Pablo Fanque, born William Darby in Norwich in 1796, was in his time one of the most successful circus performers and proprietors. Orphaned at an early age, he was apprenticed to William Batty, the owner of a travelling circus. Under Batty's tutelage, he became proficient at horse riding, rope dancing and acrobatics, and soon joined the troupe of Andrew Ducrow, who ran one of the most famous circus troupes of the time.

He rejoined Batty in 1834, and performed at the Royal Amphitheatre, Liverpool. In 1836 he was described as the 'loftiest jumper in England'. In 1841 Fanque left Batty's circus to start his own show with two horses. WF Wallet, the famous clown, joined him and they travelled north, opening at Wakefield where Fanque had erected a circus. Over the next six years, "by his own industry and talent, he got together as fine a stud of horses and ponies as any on England". He married Susannah Marlaw, the daughter of a button maker, and started a family.

In 1847 Fanque made his London debut, which was a highly successful engagement.
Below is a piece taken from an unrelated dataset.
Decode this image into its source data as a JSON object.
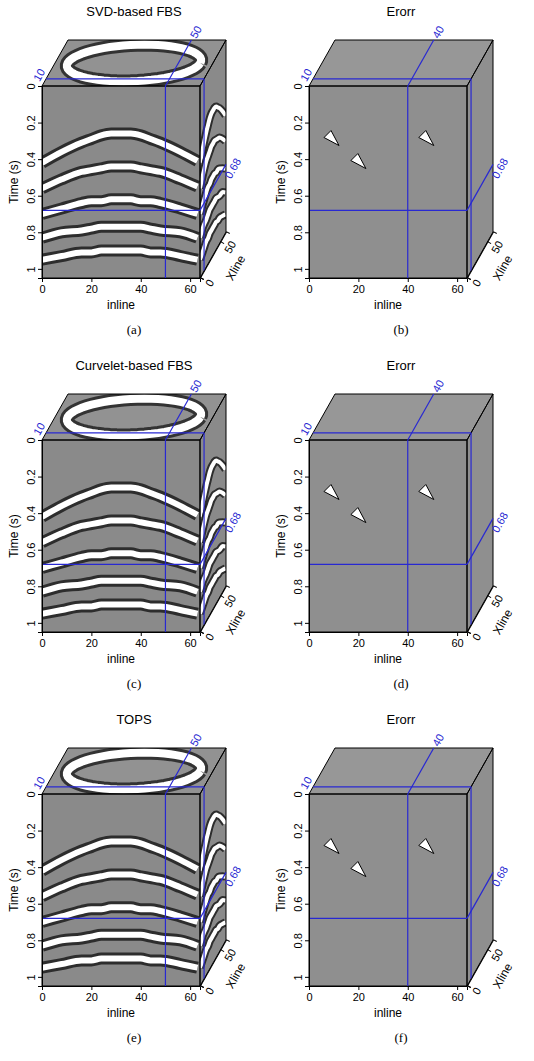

The London Illustrated News reported that "Mr. Pablo Fanque is an artiste of colour, and his steed…we have not only never seen surpassed, but never equalled…Mr. Pablo Fanque was the hit of the evening. The steed in question was Beda, the black mare that Fanque had bought from Batty. That the horse attracted so much attention was testament to Fanque's extraordinary horse training skills.

After his success in London, he established his troupe in Manchester, outselling all his competition, which enabled him to remain there with Wallet the clown, always performing to full houses. In 1848, his wife Susannah died in a freak accident when part of the pit collapsed. Several planks hit her on the head and she died instantly. She was buried in Leeds' Woodhouse Cemetery.

Fanque continued to perform throughout the country, with his children, giving open air performances and working with the biggest names in the business, including Young Hernandez (1832-1861) the great American rider, and the clown Henry Brown (1814-1902).
Pablo Fanque died in Stockport in 1871, and was buried in the grave of his first wife. The hearse was preceded by a band, playing the 'Dead March', followed by Pablo's favourite horse, four coaches and his family and friends.

In an age when slavery had not yet been abolished, Fanque appears to have been accepted not only by the circus fraternity, but also by the general public. Given the attitudes of the time, however, it is difficult to believe that he didn't encounter racism, but no evidence has been documented. Thirty years after Fanque's death, the Rev. Thomas Horne, chaplain of the Showman's Guild, wrote:

"In the great brotherhood of the equestrian world there is no colour line, for, although Pablo Fanque was of African extraction, he speedily made his way to the top of his profession. The camaraderie of the Ring has but one test, ability".